Scotiabank’s fair value assessment reflects these developments, with USD/CAD fair value currently estimated near 1.3823. Near-term domestic risks appear limited, with upcoming housing and manufacturing data unlikely to significantly alter expectations. With no Bank of Canada speeches scheduled ahead of the January 28 rate decision, policy uncertainty remains relatively low.
Technical Resistance Caps USD/CAD
From a technical standpoint, the USD/CAD rally appears to be losing steam. Price action has stalled below several important resistance levels, including the 50-day moving average near 1.3887, a key Fibonacci retracement, and the psychological 1.39 level. While momentum indicators remain modestly positive, the RSI is easing back toward neutral, suggesting fading bullish pressure.
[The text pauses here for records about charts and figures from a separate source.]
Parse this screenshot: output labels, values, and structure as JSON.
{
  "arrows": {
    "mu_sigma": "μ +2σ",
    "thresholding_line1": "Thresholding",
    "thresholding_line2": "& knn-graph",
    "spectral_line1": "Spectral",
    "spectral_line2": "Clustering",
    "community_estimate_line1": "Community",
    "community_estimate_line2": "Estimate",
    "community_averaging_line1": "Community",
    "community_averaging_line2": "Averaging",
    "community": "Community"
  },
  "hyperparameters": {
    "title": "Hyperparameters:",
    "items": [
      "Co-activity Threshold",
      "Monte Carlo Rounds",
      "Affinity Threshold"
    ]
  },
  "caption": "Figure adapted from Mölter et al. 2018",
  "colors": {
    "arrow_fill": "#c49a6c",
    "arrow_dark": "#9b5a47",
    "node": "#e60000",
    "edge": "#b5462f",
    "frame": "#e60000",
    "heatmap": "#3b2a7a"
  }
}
On the downside, initial support is seen in the mid-1.38 area, followed by the 200-day moving average around 1.3838. A deeper move lower could expose the upper 1.37 region. Overall, analysts expect range-bound trading, with the Canadian dollar steadies narrative supported by a projected near-term range between 1.3820 and 1.3920.
Seasonal trends also tend to favor the Canadian dollar toward the end of January, reinforcing a neutral-to-slightly bullish bias in the weeks ahead.